Mat Making
In the days when prisons were under the local authorities, mat-making and its allied trades for sale to the public formed the staple of the industrial employment of prisoners.
This, of course, gave rise to pressure from rival manufacturers or workmen, who complained of prison competition as unfair, but the Visiting Justices of Quarter Sessions, not being elected by household suffrage, could deal with this matter on its merits...
The late Prison Committee, indeed, very truly state that the amount of competition from prison-made mats was so small compared with the total volume of trade that it practically could make no difference to the free employers or workmen...
But this abstract truth is of no avail against a number of agitators and voters whose 'invincible ignorance' leads them to maintain that it does...
This trade, therefore, gradually and largely diminished as a prison employment...
Extract 1: Mat Making
The mat making account showed a net profit of 37l 12s 2d, leaving a balance of 7l 2s 6d in the treasurer's hands.

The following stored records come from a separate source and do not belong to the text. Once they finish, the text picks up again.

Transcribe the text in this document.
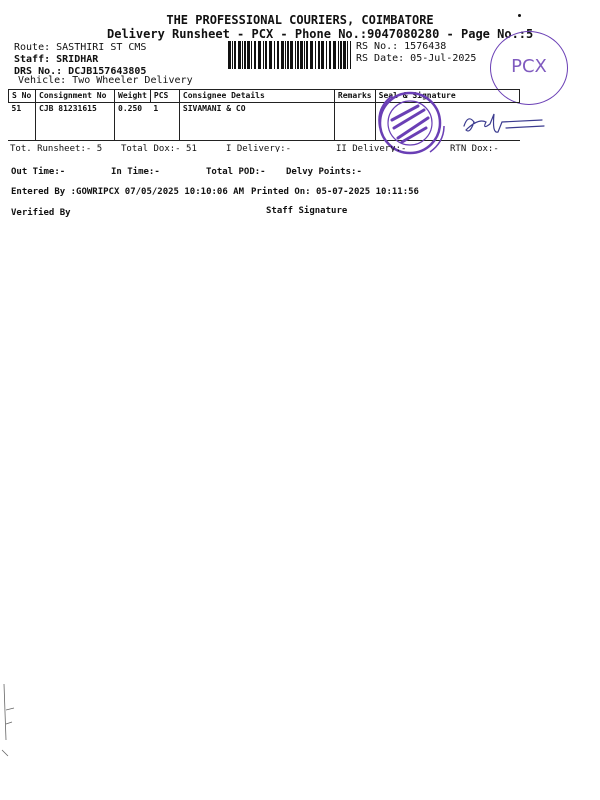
THE PROFESSIONAL COURIERS, COIMBATORE
Delivery Runsheet - PCX - Phone No.:9047080280 - Page No.:5
Route: SASTHIRI ST CMS
Staff: SRIDHAR
DRS No.: DCJB157643805
Vehicle: Two Wheeler Delivery
RS No.: 1576438
RS Date: 05-Jul-2025	PCX
S No	Consignment No	Weight	PCS	Consignee Details	Remarks	Seal & Signature
51	CJB 81231615	0.250	1	SIVAMANI & CO		
Tot. Runsheet:- 5 Total Dox:- 51	I Delivery:-	II Delivery:-	RTN Dox:-
Out Time:-	In Time:-	Total POD:- Delvy Points:-
Entered By :GOWRIPCX 07/05/2025 10:10:06 AM Printed On: 05-07-2025 10:11:56
Verified By	Staff Signature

There is a large quantity of mats on hand, and there is difficulty in disposing of them.
Report of the Visiting Justices to the Huntingdonshire Michaelmas Quarter Sessions, 1870
Extract 2: Mat Making
The prisoner is at once put into a separate cell, and provided with labour...if he is a man without any faculty for learning a trade, he is consigned to the exceedingly low occupation of mat-making, which any creature slightly above a quadruped can manage.